Fellowships and partner organizations
Administrators can also encourage teachers to apply for fellowships that provide training and opportunities for them to work on different policy issues. As a former National Teacher Fellow with Hope Street Group, our team worked in collaboration with the U.S. Department of Education on a teacher-led research project on teacher preparation programs. We later created and shared our report with policymakers at the national and state level. As a member of Teach Plus’ Texas Teacher Advisory Board, I held focus groups with teachers to gather their input on Texas’ ESSA plan. Our team then wrote and presented a report summarizing our findings to members of the Texas Education Agency.
Through these opportunities, I learned how to engage teachers and elevate their voices on critical issues we face, developed the knowledge and skills needed to work with a range of education stakeholders, and deepened by understanding of how to present policy recommendations created by teachers.

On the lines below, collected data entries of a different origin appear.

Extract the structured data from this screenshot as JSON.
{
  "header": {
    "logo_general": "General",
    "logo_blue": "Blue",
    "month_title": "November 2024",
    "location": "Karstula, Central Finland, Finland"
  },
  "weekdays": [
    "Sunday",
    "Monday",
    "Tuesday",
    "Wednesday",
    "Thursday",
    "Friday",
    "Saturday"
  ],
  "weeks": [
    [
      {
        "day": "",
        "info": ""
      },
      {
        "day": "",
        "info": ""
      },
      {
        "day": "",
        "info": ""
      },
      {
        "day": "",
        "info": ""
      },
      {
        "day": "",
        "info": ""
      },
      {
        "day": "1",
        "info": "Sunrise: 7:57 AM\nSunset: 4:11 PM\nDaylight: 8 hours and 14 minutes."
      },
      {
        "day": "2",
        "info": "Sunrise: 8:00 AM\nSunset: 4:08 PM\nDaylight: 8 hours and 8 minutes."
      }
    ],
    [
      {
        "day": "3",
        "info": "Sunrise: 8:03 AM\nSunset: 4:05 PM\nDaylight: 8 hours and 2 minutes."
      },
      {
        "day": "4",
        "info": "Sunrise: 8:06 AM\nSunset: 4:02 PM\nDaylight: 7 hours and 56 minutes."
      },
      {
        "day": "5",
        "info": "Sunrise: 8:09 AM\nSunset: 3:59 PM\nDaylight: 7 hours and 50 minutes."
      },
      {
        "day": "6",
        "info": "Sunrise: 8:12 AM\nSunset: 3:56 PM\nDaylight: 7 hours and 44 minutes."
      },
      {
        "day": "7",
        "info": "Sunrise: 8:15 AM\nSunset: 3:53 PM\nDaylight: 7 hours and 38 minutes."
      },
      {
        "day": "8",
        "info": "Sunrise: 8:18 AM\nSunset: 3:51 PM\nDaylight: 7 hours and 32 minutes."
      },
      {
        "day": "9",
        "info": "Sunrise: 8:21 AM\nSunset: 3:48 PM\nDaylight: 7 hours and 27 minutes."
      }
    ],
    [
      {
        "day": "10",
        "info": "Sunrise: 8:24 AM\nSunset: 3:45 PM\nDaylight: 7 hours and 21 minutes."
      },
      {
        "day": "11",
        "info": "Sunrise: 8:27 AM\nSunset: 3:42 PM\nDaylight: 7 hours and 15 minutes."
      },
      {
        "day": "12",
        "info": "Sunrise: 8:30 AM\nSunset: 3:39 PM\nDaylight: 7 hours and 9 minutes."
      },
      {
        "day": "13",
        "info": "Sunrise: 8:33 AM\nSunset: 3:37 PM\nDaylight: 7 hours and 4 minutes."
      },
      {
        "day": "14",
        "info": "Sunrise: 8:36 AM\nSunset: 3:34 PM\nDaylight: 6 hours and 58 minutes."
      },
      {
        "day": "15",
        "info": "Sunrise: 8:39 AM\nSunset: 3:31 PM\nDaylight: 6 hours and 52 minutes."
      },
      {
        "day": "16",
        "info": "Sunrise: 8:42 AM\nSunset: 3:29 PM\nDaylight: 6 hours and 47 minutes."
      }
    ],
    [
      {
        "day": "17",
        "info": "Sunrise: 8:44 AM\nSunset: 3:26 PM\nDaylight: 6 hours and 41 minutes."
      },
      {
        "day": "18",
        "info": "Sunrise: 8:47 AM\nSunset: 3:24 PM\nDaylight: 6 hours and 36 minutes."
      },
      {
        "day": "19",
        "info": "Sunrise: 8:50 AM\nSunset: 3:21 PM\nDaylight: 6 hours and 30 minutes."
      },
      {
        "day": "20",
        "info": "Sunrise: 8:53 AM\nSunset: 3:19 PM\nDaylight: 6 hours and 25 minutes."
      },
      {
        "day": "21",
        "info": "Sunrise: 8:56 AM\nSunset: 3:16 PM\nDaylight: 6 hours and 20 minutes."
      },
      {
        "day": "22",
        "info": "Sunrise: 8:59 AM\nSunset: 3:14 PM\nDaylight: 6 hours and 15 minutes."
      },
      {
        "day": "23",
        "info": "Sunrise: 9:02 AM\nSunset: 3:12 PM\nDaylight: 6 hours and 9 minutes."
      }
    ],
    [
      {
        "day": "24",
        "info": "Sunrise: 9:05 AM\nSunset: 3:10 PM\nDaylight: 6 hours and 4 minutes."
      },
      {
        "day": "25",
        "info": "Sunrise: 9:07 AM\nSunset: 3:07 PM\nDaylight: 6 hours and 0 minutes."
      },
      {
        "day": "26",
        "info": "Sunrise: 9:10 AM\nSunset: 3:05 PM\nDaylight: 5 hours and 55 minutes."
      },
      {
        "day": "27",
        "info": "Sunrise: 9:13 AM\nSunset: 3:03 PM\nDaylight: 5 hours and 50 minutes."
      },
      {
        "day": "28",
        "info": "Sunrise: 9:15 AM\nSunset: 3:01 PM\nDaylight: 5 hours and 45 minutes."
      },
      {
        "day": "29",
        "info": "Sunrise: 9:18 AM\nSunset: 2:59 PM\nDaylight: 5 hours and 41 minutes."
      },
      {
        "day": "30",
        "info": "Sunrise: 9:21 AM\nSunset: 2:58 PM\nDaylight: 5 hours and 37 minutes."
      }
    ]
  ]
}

Furthermore, engaging in these leadership opportunities connected me with a diverse range of educators across the city, state, and nation.
There seem to be an increasing number of teacher leadership resources available for professional development over recent years. Among these, Rick Hess’ Cage Busting Teacher was a particularly useful guide that helped me reflect upon my own leadership and identify how to have a greater impact on teaching practices on my campus. An additional resource administrators might point teachers toward is Teach Plus’ five-course online series. This tool trains teacher in how to create changes in practice and policy through advocacy.
Earlier this year, I was invited to participate in a teacher roundtable with Governor Abbott. Among the questions he asked our group was, “What are some things that make you feel valued as a teacher?” My answer was simple: having a proverbial seat at the table. When teachers are brought into the decision-making process, they contribute to, and thus are more invested in, the outcomes created. I am grateful for the administrators I’ve had over the years that have looked to shape policy and practice in collaboration with us teachers.